Kinder brauchen starke Persönlichkeiten als Gegenüber, stark (nicht bestimmend!) und verbindlich! Sie möchten selber entscheiden, was sie tun möchten und was nicht (und müssen das lernen, wie wir Eltern auch). Die Verbindlichkeit bietet die Schule nicht, kann sie nicht bieten. Da sind die Betreuungspersonen zwar Respektspersonen, denen Folge zu leisten ist; sie tragen aber keine weitergehende Verantwortung für das Wohl der Kinder, wie es die Eltern tun (sollten).
Wir sind lebenslang (irgendwie) für das Wohlergehen unserer Kinder verantwortlich. Ich stehe dazu, und deshalb ist mir die derzeitige Erziehung unserer Kinder im Grundschulalter, die eine Basis für die späteren Jahre legen muss, so wichtig! Wir brauchen Zeit miteinander, mit den Kindern, für die Kinder!
Wir brauchen aber auch einen Freiraum für die Mütter, die jetzt wieder etwas mehr an sich selber denken können und wollen. Die Kinder sind im Grundschulalter so weit, dass sie nach und nach eigenständiger werden, mehr Verantwortung übernehmen können. Die Mutter muss und kann (es ist eine gewisse "Befreiung"! - ich kann das gerade aus eigener Erfahrung sagen!) diesen Schritt mitgehen. Ein erstarktes Selbstbewusstsein der Mutter wirkt sich positiv auf die Kinder aus!
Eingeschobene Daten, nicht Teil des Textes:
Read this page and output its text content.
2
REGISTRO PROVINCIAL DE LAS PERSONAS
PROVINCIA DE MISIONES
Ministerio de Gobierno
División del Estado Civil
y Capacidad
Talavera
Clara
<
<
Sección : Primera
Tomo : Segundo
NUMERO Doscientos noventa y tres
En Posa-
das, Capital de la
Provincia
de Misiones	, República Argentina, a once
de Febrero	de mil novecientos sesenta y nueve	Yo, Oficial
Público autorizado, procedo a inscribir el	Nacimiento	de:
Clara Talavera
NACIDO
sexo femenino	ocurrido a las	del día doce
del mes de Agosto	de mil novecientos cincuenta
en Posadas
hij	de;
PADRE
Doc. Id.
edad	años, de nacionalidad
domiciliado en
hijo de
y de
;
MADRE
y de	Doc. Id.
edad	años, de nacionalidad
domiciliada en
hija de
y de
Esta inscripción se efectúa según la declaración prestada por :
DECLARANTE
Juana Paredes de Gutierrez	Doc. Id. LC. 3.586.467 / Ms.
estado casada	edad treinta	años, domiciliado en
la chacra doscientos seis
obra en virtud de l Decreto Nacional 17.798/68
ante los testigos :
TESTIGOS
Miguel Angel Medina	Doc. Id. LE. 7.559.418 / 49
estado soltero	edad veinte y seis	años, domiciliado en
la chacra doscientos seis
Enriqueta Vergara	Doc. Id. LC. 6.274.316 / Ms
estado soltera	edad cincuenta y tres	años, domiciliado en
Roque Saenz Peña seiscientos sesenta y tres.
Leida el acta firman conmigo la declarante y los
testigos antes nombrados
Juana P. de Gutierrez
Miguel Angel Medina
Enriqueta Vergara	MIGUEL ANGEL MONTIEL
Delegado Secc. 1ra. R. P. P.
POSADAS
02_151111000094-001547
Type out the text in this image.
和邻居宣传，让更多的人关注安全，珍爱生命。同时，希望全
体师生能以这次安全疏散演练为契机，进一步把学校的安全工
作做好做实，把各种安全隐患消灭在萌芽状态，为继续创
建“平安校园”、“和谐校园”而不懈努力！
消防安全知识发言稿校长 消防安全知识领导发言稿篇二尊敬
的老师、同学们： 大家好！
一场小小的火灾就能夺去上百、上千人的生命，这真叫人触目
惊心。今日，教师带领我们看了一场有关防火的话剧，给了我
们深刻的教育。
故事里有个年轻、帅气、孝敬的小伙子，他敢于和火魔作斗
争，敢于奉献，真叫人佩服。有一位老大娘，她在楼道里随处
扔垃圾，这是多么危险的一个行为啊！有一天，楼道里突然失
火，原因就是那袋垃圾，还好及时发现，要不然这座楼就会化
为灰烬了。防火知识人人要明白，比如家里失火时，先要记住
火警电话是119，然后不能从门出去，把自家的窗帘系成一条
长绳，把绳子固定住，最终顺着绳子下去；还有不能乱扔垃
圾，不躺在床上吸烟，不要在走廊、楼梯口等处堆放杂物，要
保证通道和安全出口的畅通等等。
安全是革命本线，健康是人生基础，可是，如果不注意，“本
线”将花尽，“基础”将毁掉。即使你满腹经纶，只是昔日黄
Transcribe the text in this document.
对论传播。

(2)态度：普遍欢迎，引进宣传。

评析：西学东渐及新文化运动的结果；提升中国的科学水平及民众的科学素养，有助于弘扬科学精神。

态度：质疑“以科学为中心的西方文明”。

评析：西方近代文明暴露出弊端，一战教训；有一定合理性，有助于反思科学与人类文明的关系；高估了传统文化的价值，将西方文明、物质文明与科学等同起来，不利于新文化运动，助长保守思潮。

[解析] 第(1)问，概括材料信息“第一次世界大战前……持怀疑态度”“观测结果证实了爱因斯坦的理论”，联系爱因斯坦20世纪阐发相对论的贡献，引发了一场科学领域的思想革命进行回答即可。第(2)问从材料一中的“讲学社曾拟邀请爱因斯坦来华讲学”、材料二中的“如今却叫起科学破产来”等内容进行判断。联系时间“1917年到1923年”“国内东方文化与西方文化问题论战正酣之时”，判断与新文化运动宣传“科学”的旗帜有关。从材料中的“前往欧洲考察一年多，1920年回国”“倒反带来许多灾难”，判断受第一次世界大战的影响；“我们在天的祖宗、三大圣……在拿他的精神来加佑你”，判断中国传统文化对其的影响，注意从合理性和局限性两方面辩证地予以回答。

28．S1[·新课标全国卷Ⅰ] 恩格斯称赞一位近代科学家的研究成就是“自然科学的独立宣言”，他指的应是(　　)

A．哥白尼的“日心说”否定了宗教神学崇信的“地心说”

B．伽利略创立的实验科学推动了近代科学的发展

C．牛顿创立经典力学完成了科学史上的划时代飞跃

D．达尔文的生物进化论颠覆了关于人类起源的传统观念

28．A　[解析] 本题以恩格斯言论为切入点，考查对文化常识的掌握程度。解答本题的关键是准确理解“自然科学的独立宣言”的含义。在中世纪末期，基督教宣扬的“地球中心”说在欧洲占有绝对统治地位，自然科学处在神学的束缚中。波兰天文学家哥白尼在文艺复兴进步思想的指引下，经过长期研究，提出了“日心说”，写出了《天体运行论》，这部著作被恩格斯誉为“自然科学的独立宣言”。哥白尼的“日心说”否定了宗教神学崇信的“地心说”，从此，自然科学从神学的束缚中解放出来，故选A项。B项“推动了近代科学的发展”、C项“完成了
Von daher ist eine geringfügige Berufstätigkeit oder auch ein ehrenamtliches Engagement (über Art und Ausmaß entscheidet allein die betreffende Person) in dieser Entwicklungsphase der Kinder durchaus positiv, aber nicht notwendig. Wenn es, zum Beispiel schulisch oder auch anderswo, mehr günstige und gute Freizeitangebote oder AG's (für Bedürftige kostenlos oder sehr günstig, trotzdem gut!) gäbe, wären Eltern in ihren Erziehungsbemühungen bereits gut unterstützt.
Aber die politischen "Oberen" für Familienpolitik schwenken gerade auf die total einseitige, nur schulische Linie und geben dafür alles Geld aus. Ehrenamtliches, vielfältiges, flexibleres Engagement in Angebote für Schüler (von Seiten des CVJM zum Beispiel) wird in der Folge nicht mehr gefördert und musste mangels Finanzgrundlage für eine Hauptamtlichenstelle eingestellt werden. Das ist supertraurig! Hier finden sich nämlich für die Kinder positive Rollenvorbilder. Oft arbeiten ältere Jugendliche am Programm mit, die Kinder können sich selbst an der Programmgestaltung beteiligen und zunehmend auch selbst Verantwortung für Jüngere übernehmen. Das ist unwahrscheinlich positiv für die Entwicklung.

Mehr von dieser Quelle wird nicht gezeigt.